AnyFit: Controllable Virtual Try-on for Any Combination of Attire Across Any Scenario

Yuhan Li,Hao Zhou,Wenxiang Shang,Ran Lin,Xuanhong Chen,Bingbing Ni
2024-05-28
Abstract:While image-based virtual try-on has made significant strides, emerging approaches still fall short of delivering high-fidelity and robust fitting images across various scenarios, as their models suffer from issues of ill-fitted garment styles and quality degrading during the training process, not to mention the lack of support for various combinations of attire. Therefore, we first propose a lightweight, scalable, operator known as Hydra Block for attire combinations. This is achieved through a parallel attention mechanism that facilitates the feature injection of multiple garments from conditionally encoded branches into the main network. Secondly, to significantly enhance the model's robustness and expressiveness in real-world scenarios, we evolve its potential across diverse settings by synthesizing the residuals of multiple models, as well as implementing a mask region boost strategy to overcome the instability caused by information leakage in existing models. Equipped with the above design, AnyFit surpasses all baselines on high-resolution benchmarks and real-world data by a large gap, excelling in producing well-fitting garments replete with photorealistic and rich details. Furthermore, AnyFit's impressive performance on high-fidelity virtual try-ons in any scenario from any image, paves a new path for future research within the fashion community.
Computer Vision and Pattern Recognition,Artificial Intelligence,Machine Learning
What problem does this paper attempt to address?

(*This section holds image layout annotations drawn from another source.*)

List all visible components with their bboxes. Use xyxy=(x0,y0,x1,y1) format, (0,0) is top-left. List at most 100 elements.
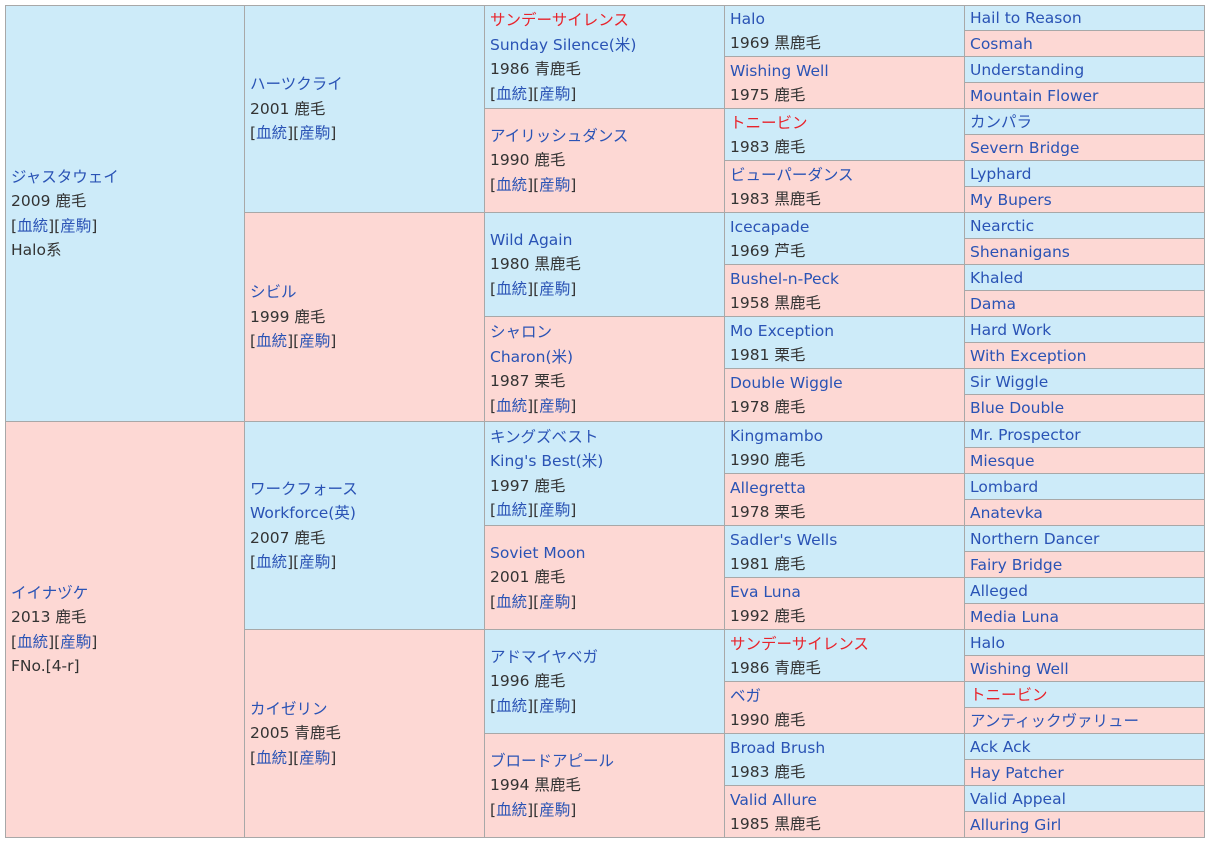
pedigree-link[interactable]: 血統 xyxy=(496,592,528,611)
horse-name-link[interactable]: Hay Patcher xyxy=(970,763,1064,782)
progeny-link[interactable]: 産駒 xyxy=(539,279,571,298)
horse-name-link[interactable]: Media Luna xyxy=(970,607,1059,626)
horse-name-link[interactable]: シビル xyxy=(250,283,297,302)
horse-name-link[interactable]: Wild Again xyxy=(490,230,573,249)
horse-name-link[interactable]: イイナヅケ xyxy=(11,583,89,602)
horse-name-link[interactable]: Alleged xyxy=(970,581,1028,600)
horse-name-link[interactable]: Kingmambo xyxy=(730,426,824,445)
horse-name-link[interactable]: Icecapade xyxy=(730,217,810,236)
horse-name-link[interactable]: Anatevka xyxy=(970,503,1043,522)
horse-name-link[interactable]: Lyphard xyxy=(970,164,1032,183)
horse-info: 2005 青鹿毛 xyxy=(250,724,341,743)
horse-info: 1958 黒鹿毛 xyxy=(730,293,821,312)
progeny-link[interactable]: 産駒 xyxy=(299,332,331,351)
horse-name-link[interactable]: With Exception xyxy=(970,346,1087,365)
horse-name-link[interactable]: Hail to Reason xyxy=(970,9,1082,27)
horse-name-link[interactable]: Halo xyxy=(730,10,765,28)
horse-name-link[interactable]: ベガ xyxy=(730,686,762,705)
horse-name-link[interactable]: Alluring Girl xyxy=(970,815,1062,834)
horse-name-link[interactable]: ワークフォース xyxy=(250,479,358,498)
horse-cell-gen5: Cosmah xyxy=(965,31,1205,57)
horse-name-link[interactable]: My Bupers xyxy=(970,190,1052,209)
progeny-link[interactable]: 産駒 xyxy=(539,800,571,819)
progeny-link[interactable]: 産駒 xyxy=(539,592,571,611)
horse-name-link[interactable]: アイリッシュダンス xyxy=(490,126,629,145)
progeny-link[interactable]: 産駒 xyxy=(539,84,571,103)
horse-name-link[interactable]: Fairy Bridge xyxy=(970,555,1063,574)
horse-info: 2007 鹿毛 xyxy=(250,528,326,547)
pedigree-link[interactable]: 血統 xyxy=(256,332,288,351)
horse-name-link[interactable]: Broad Brush xyxy=(730,738,826,757)
horse-name-link[interactable]: Ack Ack xyxy=(970,737,1031,756)
progeny-link[interactable]: 産駒 xyxy=(539,175,571,194)
horse-name-link[interactable]: Double Wiggle xyxy=(730,374,843,392)
horse-name-link[interactable]: Mountain Flower xyxy=(970,86,1099,105)
horse-name-link[interactable]: ジャスタウェイ xyxy=(11,167,119,186)
horse-name-link[interactable]: Bushel-n-Peck xyxy=(730,269,840,288)
pedigree-link[interactable]: 血統 xyxy=(496,696,528,715)
horse-name-link[interactable]: ハーツクライ xyxy=(250,75,343,94)
horse-name-en-link[interactable]: King's Best(米) xyxy=(490,452,604,470)
horse-name-link[interactable]: Mr. Prospector xyxy=(970,425,1081,444)
horse-name-link[interactable]: Cosmah xyxy=(970,34,1033,53)
pedigree-link[interactable]: 血統 xyxy=(496,800,528,819)
pedigree-link[interactable]: 血統 xyxy=(496,84,528,103)
horse-name-link[interactable]: Understanding xyxy=(970,60,1085,79)
horse-name-link[interactable]: Miesque xyxy=(970,451,1035,470)
horse-name-link[interactable]: Soviet Moon xyxy=(490,543,586,562)
progeny-link[interactable]: 産駒 xyxy=(60,632,92,651)
pedigree-link[interactable]: 血統 xyxy=(17,216,49,235)
horse-name-link[interactable]: Sir Wiggle xyxy=(970,372,1049,391)
horse-name-en-link[interactable]: Charon(米) xyxy=(490,347,574,366)
progeny-link[interactable]: 産駒 xyxy=(299,748,331,767)
horse-name-link[interactable]: トニービン xyxy=(730,113,808,132)
horse-name-link[interactable]: Nearctic xyxy=(970,216,1035,235)
horse-name-link[interactable]: Sadler's Wells xyxy=(730,530,838,549)
progeny-link[interactable]: 産駒 xyxy=(539,696,571,715)
horse-name-link[interactable]: ブロードアピール xyxy=(490,751,615,770)
pedigree-link[interactable]: 血統 xyxy=(256,124,288,143)
progeny-link[interactable]: 産駒 xyxy=(60,216,92,235)
horse-info: 1986 青鹿毛 xyxy=(730,658,821,677)
horse-name-link[interactable]: キングズベスト xyxy=(490,427,599,446)
horse-name-link[interactable]: Eva Luna xyxy=(730,582,801,601)
horse-name-link[interactable]: ビューパーダンス xyxy=(730,165,854,184)
pedigree-link[interactable]: 血統 xyxy=(496,279,528,298)
horse-name-link[interactable]: Lombard xyxy=(970,477,1039,496)
horse-name-link[interactable]: シャロン xyxy=(490,323,553,341)
horse-name-link[interactable]: アンティックヴァリュー xyxy=(970,711,1139,730)
pedigree-link[interactable]: 血統 xyxy=(17,632,49,651)
pedigree-link[interactable]: 血統 xyxy=(256,748,288,767)
progeny-link[interactable]: 産駒 xyxy=(539,396,571,415)
progeny-link[interactable]: 産駒 xyxy=(539,501,571,519)
progeny-link[interactable]: 産駒 xyxy=(299,124,331,143)
horse-name-link[interactable]: Valid Allure xyxy=(730,790,817,809)
horse-name-link[interactable]: カンパラ xyxy=(970,112,1033,131)
horse-name-link[interactable]: Severn Bridge xyxy=(970,138,1080,157)
horse-name-link[interactable]: カイゼリン xyxy=(250,699,328,718)
horse-name-link[interactable]: Blue Double xyxy=(970,399,1065,417)
horse-name-link[interactable]: Dama xyxy=(970,294,1017,313)
horse-name-link[interactable]: Halo xyxy=(970,633,1005,652)
horse-name-link[interactable]: サンデーサイレンス xyxy=(490,11,629,29)
horse-name-link[interactable]: Shenanigans xyxy=(970,242,1070,261)
horse-name-link[interactable]: Allegretta xyxy=(730,478,806,497)
horse-name-link[interactable]: Wishing Well xyxy=(730,61,829,80)
horse-name-en-link[interactable]: Workforce(英) xyxy=(250,504,356,522)
horse-cell-gen4: トニービン 1983 鹿毛 xyxy=(725,109,965,161)
horse-name-link[interactable]: Northern Dancer xyxy=(970,529,1100,548)
horse-name-link[interactable]: トニービン xyxy=(970,685,1048,704)
progeny-link[interactable]: 産駒 xyxy=(299,553,331,571)
pedigree-link[interactable]: 血統 xyxy=(496,501,528,519)
pedigree-link[interactable]: 血統 xyxy=(256,553,288,571)
pedigree-link[interactable]: 血統 xyxy=(496,396,528,415)
horse-name-link[interactable]: Hard Work xyxy=(970,320,1052,339)
pedigree-link[interactable]: 血統 xyxy=(496,175,528,194)
horse-name-en-link[interactable]: Sunday Silence(米) xyxy=(490,35,637,54)
horse-name-link[interactable]: Wishing Well xyxy=(970,659,1069,678)
horse-name-link[interactable]: アドマイヤベガ xyxy=(490,647,599,666)
horse-name-link[interactable]: Khaled xyxy=(970,268,1024,287)
horse-name-link[interactable]: Valid Appeal xyxy=(970,789,1066,808)
horse-name-link[interactable]: サンデーサイレンス xyxy=(730,634,869,653)
horse-name-link[interactable]: Mo Exception xyxy=(730,321,835,340)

The problem that this paper attempts to solve is to achieve high - fidelity virtual try - on in various scenarios and support arbitrarily combined clothing. Existing virtual try - on methods have limitations when dealing with complex postures, occlusions, and cross - category try - ons, such as mismatched clothing details and unrealistic texture generation. In addition, these methods are usually only able to handle the try - on of a single clothing item and do not support the free combination of multiple pieces of clothing. To overcome these problems, the paper proposes AnyFit, a new virtual try - on framework, with the following main contributions: 1. **Scalability**: By introducing the Hydra Block, AnyFit can handle any number of conditions (such as different types of clothing), and the parameter increase for each additional condition is only 8%. The Hydra Block injects fine - grained clothing features from multiple conditional encoding branches into the main network through a parallel attention mechanism. 2. **Robustness**: To improve the stability and performance of the model in practical applications, AnyFit adopts multiple strategies: - **Prior Model Evolution**: By merging parameter changes within the same model family (for example, multiple fine - tuned versions of SDXL), independently evolving multiple capabilities of the base model, thereby enhancing the model's inherent potential before training. - **Adaptive Mask Boost**: By performing length enhancement on the unparsed mask area during the training stage, the model can independently understand the overall shape of the clothing, thereby reducing instability caused by information leakage. During the inference stage, the shape of the mask area is adjusted according to the aspect ratio of the target clothing to promote better try - on results, especially for long - style clothing (such as trench coats). 3. **Performance Improvement**: Experimental results show that AnyFit significantly outperforms all baseline models on high - resolution benchmark tests and real - world data, especially in generating detailed and realistic clothing. In addition, AnyFit also demonstrates strong capabilities in multi - piece clothing try - on tasks and can harmoniously combine tops and bottoms. In conclusion, AnyFit aims to provide a highly scalable and robust virtual try - on solution that can achieve a high - quality virtual try - on experience in any scenario.